About angel food cake Edit
Angel food cake, or Angel cake, is a type of sponge cake originally from North America that first became popular in the U.S. in the late 19th century. It is named because of its airy lightness that was said to be the "food of the angels." Angel cake in the UK should not be confused with Angel food cake. Angel cake in the UK consists of three rectangular layers of sponge, coloured white, pink and yellow (not necessarily in that order). The layers are generally separated by a thin layer of white cream.
A variety of chocolate cake known as Devil's food cake, considered Angel food's "counterpart," is another popular American cake that was developed later. Angel food cake is a type of sponge cake whereas the devil's food cake is a type of butter cake.
Angel food cake requires that the egg whites be whipped until they are stiff, and gently folded into the other ingredients. For this method of leavening to work well, it is useful to have flour that has been made of softer wheat. This — and the lack of fat — causes angel food cake to have a very light texture and taste. Cream of tartar is added to the mixture to prevent darkening.

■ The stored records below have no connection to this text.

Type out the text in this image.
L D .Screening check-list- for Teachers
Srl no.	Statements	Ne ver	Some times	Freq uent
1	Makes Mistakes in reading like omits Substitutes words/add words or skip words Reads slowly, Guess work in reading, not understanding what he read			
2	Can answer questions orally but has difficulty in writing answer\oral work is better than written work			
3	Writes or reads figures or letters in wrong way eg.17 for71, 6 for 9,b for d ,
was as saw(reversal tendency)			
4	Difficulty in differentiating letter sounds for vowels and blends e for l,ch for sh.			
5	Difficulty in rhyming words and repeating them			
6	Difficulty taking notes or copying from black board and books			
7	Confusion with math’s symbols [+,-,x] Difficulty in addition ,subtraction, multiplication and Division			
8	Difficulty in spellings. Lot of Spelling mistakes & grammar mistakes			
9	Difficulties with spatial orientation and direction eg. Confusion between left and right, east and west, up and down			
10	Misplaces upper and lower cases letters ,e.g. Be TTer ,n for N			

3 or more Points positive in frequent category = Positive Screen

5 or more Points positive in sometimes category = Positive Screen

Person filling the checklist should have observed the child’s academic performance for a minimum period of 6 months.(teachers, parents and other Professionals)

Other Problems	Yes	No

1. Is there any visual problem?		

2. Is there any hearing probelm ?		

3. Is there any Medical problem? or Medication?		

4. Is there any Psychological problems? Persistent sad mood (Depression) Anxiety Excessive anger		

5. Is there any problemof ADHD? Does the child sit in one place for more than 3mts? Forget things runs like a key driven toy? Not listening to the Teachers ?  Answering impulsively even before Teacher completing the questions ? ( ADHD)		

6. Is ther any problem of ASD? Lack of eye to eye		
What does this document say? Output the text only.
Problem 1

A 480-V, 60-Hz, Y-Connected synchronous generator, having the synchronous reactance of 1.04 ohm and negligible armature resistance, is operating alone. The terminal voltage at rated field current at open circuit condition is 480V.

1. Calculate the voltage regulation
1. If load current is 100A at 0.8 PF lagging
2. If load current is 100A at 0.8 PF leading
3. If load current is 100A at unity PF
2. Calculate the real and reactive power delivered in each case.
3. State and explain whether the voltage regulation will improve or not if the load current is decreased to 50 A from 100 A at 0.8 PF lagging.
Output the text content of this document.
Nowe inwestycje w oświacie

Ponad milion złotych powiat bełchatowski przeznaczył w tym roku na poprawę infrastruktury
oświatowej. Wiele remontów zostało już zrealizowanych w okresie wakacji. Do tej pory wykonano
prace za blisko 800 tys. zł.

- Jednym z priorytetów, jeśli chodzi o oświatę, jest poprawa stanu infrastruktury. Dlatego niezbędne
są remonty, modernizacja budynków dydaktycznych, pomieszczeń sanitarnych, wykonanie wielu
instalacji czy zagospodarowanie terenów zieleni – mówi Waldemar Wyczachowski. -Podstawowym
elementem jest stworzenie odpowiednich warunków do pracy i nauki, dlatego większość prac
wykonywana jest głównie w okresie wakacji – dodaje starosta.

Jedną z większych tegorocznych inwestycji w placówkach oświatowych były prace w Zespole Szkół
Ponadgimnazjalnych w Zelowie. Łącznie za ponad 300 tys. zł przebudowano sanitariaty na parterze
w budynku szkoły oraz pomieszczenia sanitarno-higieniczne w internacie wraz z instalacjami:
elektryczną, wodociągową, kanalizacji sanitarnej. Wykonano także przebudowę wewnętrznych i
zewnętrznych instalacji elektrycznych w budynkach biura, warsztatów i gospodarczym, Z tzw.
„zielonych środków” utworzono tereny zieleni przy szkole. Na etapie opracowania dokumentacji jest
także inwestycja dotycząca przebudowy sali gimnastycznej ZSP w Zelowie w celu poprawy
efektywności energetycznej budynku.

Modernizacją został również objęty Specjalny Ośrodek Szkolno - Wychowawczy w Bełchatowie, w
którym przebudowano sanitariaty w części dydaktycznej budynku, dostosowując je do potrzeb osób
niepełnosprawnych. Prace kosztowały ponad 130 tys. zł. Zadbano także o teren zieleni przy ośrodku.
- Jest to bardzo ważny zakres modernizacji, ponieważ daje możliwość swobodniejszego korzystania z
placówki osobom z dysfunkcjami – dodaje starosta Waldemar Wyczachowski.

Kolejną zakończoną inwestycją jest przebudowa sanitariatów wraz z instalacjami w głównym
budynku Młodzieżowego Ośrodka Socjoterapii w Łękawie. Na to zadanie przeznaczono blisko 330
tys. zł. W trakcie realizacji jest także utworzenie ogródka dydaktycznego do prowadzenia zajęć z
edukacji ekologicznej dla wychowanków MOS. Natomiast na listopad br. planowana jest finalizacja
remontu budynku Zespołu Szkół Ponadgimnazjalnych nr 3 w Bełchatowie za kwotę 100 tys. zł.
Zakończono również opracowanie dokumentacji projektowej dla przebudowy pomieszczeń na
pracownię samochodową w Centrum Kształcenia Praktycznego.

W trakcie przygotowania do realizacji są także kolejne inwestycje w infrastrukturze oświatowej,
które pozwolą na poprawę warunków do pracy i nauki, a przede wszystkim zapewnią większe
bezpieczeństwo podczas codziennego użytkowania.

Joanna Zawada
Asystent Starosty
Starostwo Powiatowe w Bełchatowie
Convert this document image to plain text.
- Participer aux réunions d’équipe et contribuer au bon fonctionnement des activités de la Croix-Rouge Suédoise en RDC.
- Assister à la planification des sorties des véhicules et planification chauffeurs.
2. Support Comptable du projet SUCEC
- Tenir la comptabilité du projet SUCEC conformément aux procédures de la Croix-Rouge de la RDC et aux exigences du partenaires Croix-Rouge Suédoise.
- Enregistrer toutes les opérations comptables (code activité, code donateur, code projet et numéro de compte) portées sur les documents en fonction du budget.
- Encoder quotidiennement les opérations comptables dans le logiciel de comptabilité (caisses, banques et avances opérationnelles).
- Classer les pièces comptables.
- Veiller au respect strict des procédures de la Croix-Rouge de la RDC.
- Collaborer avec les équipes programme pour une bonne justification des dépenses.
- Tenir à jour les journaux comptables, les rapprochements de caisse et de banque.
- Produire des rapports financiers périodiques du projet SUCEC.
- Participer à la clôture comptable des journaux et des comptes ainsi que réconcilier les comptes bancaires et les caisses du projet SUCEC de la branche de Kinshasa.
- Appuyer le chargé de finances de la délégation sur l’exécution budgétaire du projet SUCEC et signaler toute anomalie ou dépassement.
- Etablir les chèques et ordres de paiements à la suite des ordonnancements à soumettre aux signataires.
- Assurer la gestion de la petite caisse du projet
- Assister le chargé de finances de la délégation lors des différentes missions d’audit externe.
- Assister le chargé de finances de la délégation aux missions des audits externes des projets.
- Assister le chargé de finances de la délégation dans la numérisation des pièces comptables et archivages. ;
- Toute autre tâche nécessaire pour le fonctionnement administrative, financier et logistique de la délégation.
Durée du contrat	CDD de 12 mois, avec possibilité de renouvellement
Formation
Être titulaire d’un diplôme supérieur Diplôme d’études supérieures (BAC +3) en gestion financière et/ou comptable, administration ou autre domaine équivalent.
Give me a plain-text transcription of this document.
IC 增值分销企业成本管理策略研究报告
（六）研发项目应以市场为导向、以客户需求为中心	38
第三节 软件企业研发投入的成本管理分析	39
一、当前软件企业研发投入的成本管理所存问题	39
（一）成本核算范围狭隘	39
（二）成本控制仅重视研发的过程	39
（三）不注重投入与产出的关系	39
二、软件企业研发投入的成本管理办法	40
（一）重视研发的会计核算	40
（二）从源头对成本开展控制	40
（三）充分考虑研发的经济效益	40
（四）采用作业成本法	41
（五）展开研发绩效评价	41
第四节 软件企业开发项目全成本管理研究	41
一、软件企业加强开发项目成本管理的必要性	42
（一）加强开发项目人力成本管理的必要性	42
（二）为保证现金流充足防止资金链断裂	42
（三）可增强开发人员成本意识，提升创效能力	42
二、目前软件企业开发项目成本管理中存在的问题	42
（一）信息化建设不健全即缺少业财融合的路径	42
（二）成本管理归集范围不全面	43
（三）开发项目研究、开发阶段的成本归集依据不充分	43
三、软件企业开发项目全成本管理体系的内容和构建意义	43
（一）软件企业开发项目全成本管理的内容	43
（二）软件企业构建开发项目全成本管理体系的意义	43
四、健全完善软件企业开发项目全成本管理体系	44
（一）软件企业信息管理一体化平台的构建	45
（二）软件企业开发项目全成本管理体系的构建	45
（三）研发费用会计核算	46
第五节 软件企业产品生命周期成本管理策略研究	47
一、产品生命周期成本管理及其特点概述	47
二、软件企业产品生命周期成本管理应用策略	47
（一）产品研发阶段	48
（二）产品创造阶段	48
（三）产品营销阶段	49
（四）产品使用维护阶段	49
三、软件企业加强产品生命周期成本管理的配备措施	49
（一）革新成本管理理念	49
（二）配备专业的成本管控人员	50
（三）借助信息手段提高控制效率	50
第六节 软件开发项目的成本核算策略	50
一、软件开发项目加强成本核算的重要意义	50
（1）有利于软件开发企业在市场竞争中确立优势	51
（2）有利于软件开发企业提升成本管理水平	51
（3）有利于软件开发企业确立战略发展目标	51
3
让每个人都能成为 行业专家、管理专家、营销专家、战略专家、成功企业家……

Angel food cake should be cut with a serrated knife, as a solid blade tends to compress the cake rather than slice it. Forks, electric serrated knives, special tined cutters or a strong thread should be used instead. Angel Food Cake Pan
Angel food cake is usually baked in a tube pan, a tall, round pan with a tube up the center that leaves a hole in the middle of the cake. A "bundt pan" may also be used, but the fluted sides can make releasing the cake more difficult. The center tube allows the cake batter to rise higher by 'clinging' to all sides of the pan. Unlike other cakes, the pan should be un-greased to enhance the cake. After baking, the cake pan is inverted while cooling to prevent the cake from falling in on itself. Angel food cake is sometimes frosted but more often has some sort of sauce, such as a sweet fruit sauce, drizzled over it. A simple glaze is also popular. Recently, many chefs (Alton Brown in particular) have popularized the idea of adding aromatic spices such as mace and cloves to the cake.